We save our lives by insulating them: avoiding hard conversations, chasing comfort, choosing reputation over righteousness. We build structures around our goals to protect our plans. We clutch tightly to the life we think we deserve.
And we miss the life we were meant for.
Professionally, this shows up in how we lead our teams. Are we protecting ourselves from failure, or are we investing in people at the cost of short-term wins? Are we avoiding risks that require faith? Are we sacrificing principles in the name of profits?
When you hold your life too tightly, you don't just risk burnout, you risk irrelevance because the people who change the world are the ones willing to lose themselves in something bigger than themselves.
Self-Denial in the Age of Personal Branding
Let's talk about the elephant in the LinkedIn feed.
We're in an era where everything is about me. My story. My wins. My platform. Even vulnerability gets monetized. But Jesus doesn't invite you to amplify yourself. He invites you to become less, so He can become more.
That doesn't mean you abandon excellence or stop building. It means you redefine success. You lead from a place of rootedness, not restlessness. Your confidence isn't in your image, it's in your identity as someone shaped by the cross.
The people you serve, employees, customers, and followers, don't need more polished personas. They need leaders who bleed integrity, who live what they preach, who will lose to do what's right.
This isn't about hiding. It's about humbling.
Cross-Carrying Looks Like This
So, what does this look like on a Tuesday afternoon?
- You choose clarity over people-pleasing in a client call.
- You admit failure to your team without spin.
- You stay present with your spouse when the inbox is screaming.
- You take a day of rest when the hustle demands your loyalty.
- You hold your company's purpose higher than your personal gain.
These are the unseen crosses. The daily deaths. The slow, sacred work of following Jesus not just in prayer, but in practice.
And yes, it'll cost you. But what you lose in visibility, you gain in vision. What you give up in control, you gain in clarity. What you sacrifice in comfort, you receive back in calling.
So What Now? A Call to Lose Boldly
If you want to lead like Jesus, love like Jesus, live like Jesus, start here: deny yourself. Pick up your cross. Follow Him into the places your ego resists and your spirit longs for.
Lose boldly.
Lay it all down. Your timeline. Your platform. Your comfort. Not recklessly, but obediently. Because Jesus isn't asking you to be less you, He's inviting you to be the truest version of you, the one only found in the dying and rising again.
That's where impact begins.
That's where your leadership becomes legacy.
So today, ask yourself:
- Where am I protecting my life instead of pouring it out?
- What cross am I resisting because it's inconvenient, uncomfortable, or invisible?
- What would it look like to lead with open hands instead of clenched fists?
Because the invitation still stands, and it's not for the faint-hearted, it's for the surrendered. "Whoever loses their life for My sake will save it."
And maybe, just maybe, that's where real success begins.

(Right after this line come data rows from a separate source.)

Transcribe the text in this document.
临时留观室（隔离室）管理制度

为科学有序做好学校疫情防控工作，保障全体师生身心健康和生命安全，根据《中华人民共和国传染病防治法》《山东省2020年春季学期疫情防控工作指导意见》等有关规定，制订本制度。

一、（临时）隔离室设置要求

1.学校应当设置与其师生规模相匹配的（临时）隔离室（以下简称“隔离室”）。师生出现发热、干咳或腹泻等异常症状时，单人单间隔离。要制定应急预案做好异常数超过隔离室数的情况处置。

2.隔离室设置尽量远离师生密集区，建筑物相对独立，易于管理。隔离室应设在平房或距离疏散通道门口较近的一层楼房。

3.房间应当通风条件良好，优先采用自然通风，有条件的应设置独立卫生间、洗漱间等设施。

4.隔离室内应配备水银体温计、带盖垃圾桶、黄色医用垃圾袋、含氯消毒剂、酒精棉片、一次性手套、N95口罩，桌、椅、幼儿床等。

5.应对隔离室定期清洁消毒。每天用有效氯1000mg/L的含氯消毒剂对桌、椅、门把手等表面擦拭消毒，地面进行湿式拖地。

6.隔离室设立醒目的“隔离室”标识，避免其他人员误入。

The Cross in the Conference Room Worksheet
A reflective worksheet to help you apply the insights from "The Cross in the Conference Room" to your leadership journey. Includes Scripture foundation, reflection questions, and action steps.
Your Morning Prayer
Father,
You know how tightly I've held onto my plans, my platform, my picture of success. You see the places where I've built comfort instead of courage, where I've led from pride instead of purpose. Forgive me for the times I've tried to save my life, my reputation, my position, my control, when You've simply asked me to follow.
Teach me to deny myself, not in shame, but in surrender. Help me carry my cross daily with faith and perseverance, even when it's invisible to others or inconvenient to my flesh. Let me lead with open hands. Let me serve with a heart anchored in You.
In the boardroom, the living room, and the quiet moments in between, remind me that true life is found not in grasping, but in giving.
I don't want to merely build something impressive. I want to become someone eternal.
So today, I lose boldly. I lead humbly. And I follow You, fully.
Amen.
Now pause, breathe, and ask Him where your next step of surrender lies.
Journaling and Reflection
Here are three reflection questions to help the reader internalize the message, deepen their faith, and move toward faithful action:
- Where in my life or leadership am I still trying to "save" myself, through control, comfort, or reputation, instead of fully surrendering to Christ's way?
(What might it look like to lay that down today?) - What specific "cross" am I being invited to carry right now, whether in my work, relationships, or personal growth, and how might embracing it reflect Christ to others?
- How would my daily decisions change if I led from a posture of sacrifice and service rather than success and self?
(What's one bold step I can take this week to lead like Jesus?)
Take time to sit with these questions. Let them challenge you. Let them change you. This is how transformation begins.